Notre choix 

Dans l’arche de Philippe Brach

CHANSON
Le silence des troupeaux
Philippe Brach
Spectra Musique
Quatre étoiles 

À l’instar de Klô Pelgag et d’Antoine Corriveau, Philippe Brach s’est construit une arche orchestrale pendant que dure un déluge… dont on ne connaît vraiment pas la destinée. À bord du vaisseau se confondent humains et animaux, bardassés par l’adversité planétaire.

L’exercice était ambitieux, financièrement coûteux, très audacieux dans le contexte d’une production indépendante qui ne fait pas ses frais, en cette époque trouble pour les œuvres de l’esprit.

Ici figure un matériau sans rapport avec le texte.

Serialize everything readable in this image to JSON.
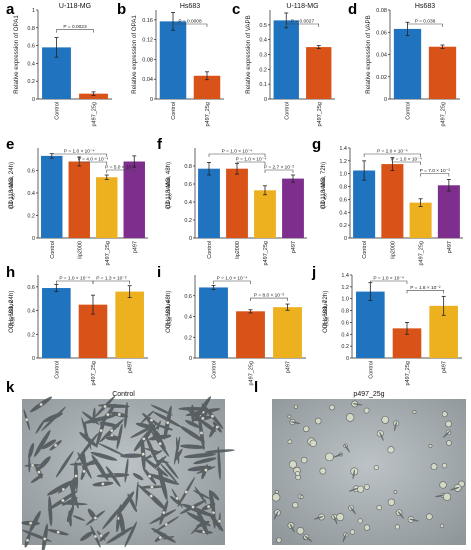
{
  "colors": {
    "blue": "#1f73bf",
    "orange": "#d95319",
    "yellow": "#edb120",
    "purple": "#7e2f8e"
  },
  "panels": [
    {
      "id": "a",
      "letter": "a"
    },
    {
      "id": "b",
      "letter": "b"
    },
    {
      "id": "c",
      "letter": "c"
    },
    {
      "id": "d",
      "letter": "d"
    },
    {
      "id": "e",
      "letter": "e"
    },
    {
      "id": "f",
      "letter": "f"
    },
    {
      "id": "g",
      "letter": "g"
    },
    {
      "id": "h",
      "letter": "h"
    },
    {
      "id": "i",
      "letter": "i"
    },
    {
      "id": "j",
      "letter": "j"
    },
    {
      "id": "k",
      "letter": "k",
      "title": "Control"
    },
    {
      "id": "l",
      "letter": "l",
      "title": "p497_25g"
    }
  ],
  "chart_data": [
    {
      "id": "a",
      "type": "bar",
      "title": "U-118-MG",
      "ylabel": "Relative expression of OPA1",
      "categories": [
        "Control",
        "p497_25g"
      ],
      "values": [
        0.58,
        0.06
      ],
      "errors": [
        0.11,
        0.02
      ],
      "colors": [
        "blue",
        "orange"
      ],
      "ylim": [
        0,
        1
      ],
      "yticks": [
        "0",
        "0.2",
        "0.4",
        "0.6",
        "0.8",
        "1"
      ],
      "pvalues": [
        {
          "text": "P = 0.0023",
          "from": 0,
          "to": 1
        }
      ]
    },
    {
      "id": "b",
      "type": "bar",
      "title": "Hs683",
      "ylabel": "Relative expression of OPA1",
      "categories": [
        "Control",
        "p497_25g"
      ],
      "values": [
        0.157,
        0.047
      ],
      "errors": [
        0.018,
        0.008
      ],
      "colors": [
        "blue",
        "orange"
      ],
      "ylim": [
        0,
        0.18
      ],
      "yticks": [
        "0",
        "0.04",
        "0.08",
        "0.12",
        "0.16"
      ],
      "pvalues": [
        {
          "text": "P = 0.0008",
          "from": 0,
          "to": 1
        }
      ]
    },
    {
      "id": "c",
      "type": "bar",
      "title": "U-118-MG",
      "ylabel": "Relative expression of VAPB",
      "categories": [
        "Control",
        "p497_25g"
      ],
      "values": [
        0.53,
        0.35
      ],
      "errors": [
        0.05,
        0.01
      ],
      "colors": [
        "blue",
        "orange"
      ],
      "ylim": [
        0,
        0.6
      ],
      "yticks": [
        "0",
        "0.1",
        "0.2",
        "0.3",
        "0.4",
        "0.5"
      ],
      "pvalues": [
        {
          "text": "P = 0.0027",
          "from": 0,
          "to": 1
        }
      ]
    },
    {
      "id": "d",
      "type": "bar",
      "title": "Hs683",
      "ylabel": "Relative expression of VAPB",
      "categories": [
        "Control",
        "p497_25g"
      ],
      "values": [
        0.063,
        0.047
      ],
      "errors": [
        0.006,
        0.0015
      ],
      "colors": [
        "blue",
        "orange"
      ],
      "ylim": [
        0,
        0.08
      ],
      "yticks": [
        "0",
        "0.02",
        "0.04",
        "0.06",
        "0.08"
      ],
      "pvalues": [
        {
          "text": "P = 0.038",
          "from": 0,
          "to": 1
        }
      ]
    },
    {
      "id": "e",
      "type": "bar",
      "title": "",
      "ylabel": "OD450 value (U-118-MG, 24h)",
      "categories": [
        "Control",
        "lip2000",
        "p497_25g",
        "p497"
      ],
      "values": [
        0.73,
        0.68,
        0.54,
        0.68
      ],
      "errors": [
        0.02,
        0.04,
        0.02,
        0.05
      ],
      "colors": [
        "blue",
        "orange",
        "yellow",
        "purple"
      ],
      "ylim": [
        0,
        0.8
      ],
      "yticks": [
        "0",
        "0.2",
        "0.4",
        "0.6"
      ],
      "pvalues": [
        {
          "text": "P = 1.0 × 10⁻⁴",
          "from": 0,
          "to": 2
        },
        {
          "text": "P = 4.0 × 10⁻⁴",
          "from": 1,
          "to": 2
        },
        {
          "text": "P = 5.0 × 10⁻⁴",
          "from": 2,
          "to": 3
        }
      ]
    },
    {
      "id": "f",
      "type": "bar",
      "title": "",
      "ylabel": "OD450 value (U-118-MG, 48h)",
      "categories": [
        "Control",
        "lip2000",
        "p497_25g",
        "p497"
      ],
      "values": [
        0.77,
        0.77,
        0.53,
        0.66
      ],
      "errors": [
        0.07,
        0.06,
        0.05,
        0.04
      ],
      "colors": [
        "blue",
        "orange",
        "yellow",
        "purple"
      ],
      "ylim": [
        0,
        1.0
      ],
      "yticks": [
        "0",
        "0.2",
        "0.4",
        "0.6",
        "0.8"
      ],
      "pvalues": [
        {
          "text": "P = 1.0 × 10⁻⁴",
          "from": 0,
          "to": 2
        },
        {
          "text": "P = 1.0 × 10⁻⁴",
          "from": 1,
          "to": 2
        },
        {
          "text": "P = 2.7 × 10⁻²",
          "from": 2,
          "to": 3
        }
      ]
    },
    {
      "id": "g",
      "type": "bar",
      "title": "",
      "ylabel": "OD450 value (U-118-MG, 72h)",
      "categories": [
        "Control",
        "lip2000",
        "p497_25g",
        "p497"
      ],
      "values": [
        1.05,
        1.15,
        0.55,
        0.82
      ],
      "errors": [
        0.15,
        0.1,
        0.06,
        0.09
      ],
      "colors": [
        "blue",
        "orange",
        "yellow",
        "purple"
      ],
      "ylim": [
        0,
        1.4
      ],
      "yticks": [
        "0",
        "0.2",
        "0.4",
        "0.6",
        "0.8",
        "1.0",
        "1.2",
        "1.4"
      ],
      "pvalues": [
        {
          "text": "P = 2.0 × 10⁻⁴",
          "from": 0,
          "to": 2
        },
        {
          "text": "P = 1.0 × 10⁻⁴",
          "from": 1,
          "to": 2
        },
        {
          "text": "P = 7.0 × 10⁻³",
          "from": 2,
          "to": 3
        }
      ]
    },
    {
      "id": "h",
      "type": "bar",
      "title": "",
      "ylabel": "OD450 value (Hs683, 24h)",
      "categories": [
        "Control",
        "p497_25g",
        "p497"
      ],
      "values": [
        0.59,
        0.45,
        0.56
      ],
      "errors": [
        0.03,
        0.08,
        0.05
      ],
      "colors": [
        "blue",
        "orange",
        "yellow"
      ],
      "ylim": [
        0,
        0.7
      ],
      "yticks": [
        "0",
        "0.2",
        "0.4",
        "0.6"
      ],
      "pvalues": [
        {
          "text": "P = 1.0 × 10⁻⁴",
          "from": 0,
          "to": 1
        },
        {
          "text": "P = 1.3 × 10⁻²",
          "from": 1,
          "to": 2
        }
      ]
    },
    {
      "id": "i",
      "type": "bar",
      "title": "",
      "ylabel": "OD450 value (Hs683, 48h)",
      "categories": [
        "Control",
        "p497_25g",
        "p497"
      ],
      "values": [
        0.68,
        0.45,
        0.49
      ],
      "errors": [
        0.02,
        0.015,
        0.03
      ],
      "colors": [
        "blue",
        "orange",
        "yellow"
      ],
      "ylim": [
        0,
        0.8
      ],
      "yticks": [
        "0",
        "0.2",
        "0.4",
        "0.6"
      ],
      "pvalues": [
        {
          "text": "P = 1.0 × 10⁻⁴",
          "from": 0,
          "to": 1
        },
        {
          "text": "P = 8.0 × 10⁻²",
          "from": 1,
          "to": 2
        }
      ]
    },
    {
      "id": "j",
      "type": "bar",
      "title": "",
      "ylabel": "OD450 value (Hs683, 72h)",
      "categories": [
        "Control",
        "p497_25g",
        "p497"
      ],
      "values": [
        1.12,
        0.5,
        0.88
      ],
      "errors": [
        0.15,
        0.1,
        0.16
      ],
      "colors": [
        "blue",
        "orange",
        "yellow"
      ],
      "ylim": [
        0,
        1.4
      ],
      "yticks": [
        "0",
        "0.2",
        "0.4",
        "0.6",
        "0.8",
        "1.0",
        "1.2",
        "1.4"
      ],
      "pvalues": [
        {
          "text": "P = 1.0 × 10⁻⁴",
          "from": 0,
          "to": 1
        },
        {
          "text": "P = 1.8 × 10⁻²",
          "from": 1,
          "to": 2
        }
      ]
    }
  ]
}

Brillamment, Le silence des troupeaux évoque une séquence pour le moins inquiétante de l’histoire humaine. La trame de cet opus peut être perçue comme étant le récit d’un sombre passé, d’un temps présent pas très jojo ou s’inscrivant au lendemain de l’apocalypse. Les chansons de Philippe Brach s’y juxtaposent au récit glacial et sibérien de Julien Lavoie – les mots de chacun se complètent dans un même livret intitulé « Lettres du Frère Hurlant ».

Dans La fin du monde, « Le calme a pris la place du froid / La mer a marché sur les toits / Si les anges ont rendu l’âme / Si les murs s’effondrent à même l’espoir / Si le soleil parle pour la dernière fois / Je veux crever dans tes bras… »

Dans La peur est avalanche, Brach dépeint un tissu social enclin à la paranoïa et aux préjugés hallucinés de la civilisation post-factuelle : « Il n’y a pas de Dieu / Que des fous peureux et solitaires / Qui s’adonnent à faire des enfants… »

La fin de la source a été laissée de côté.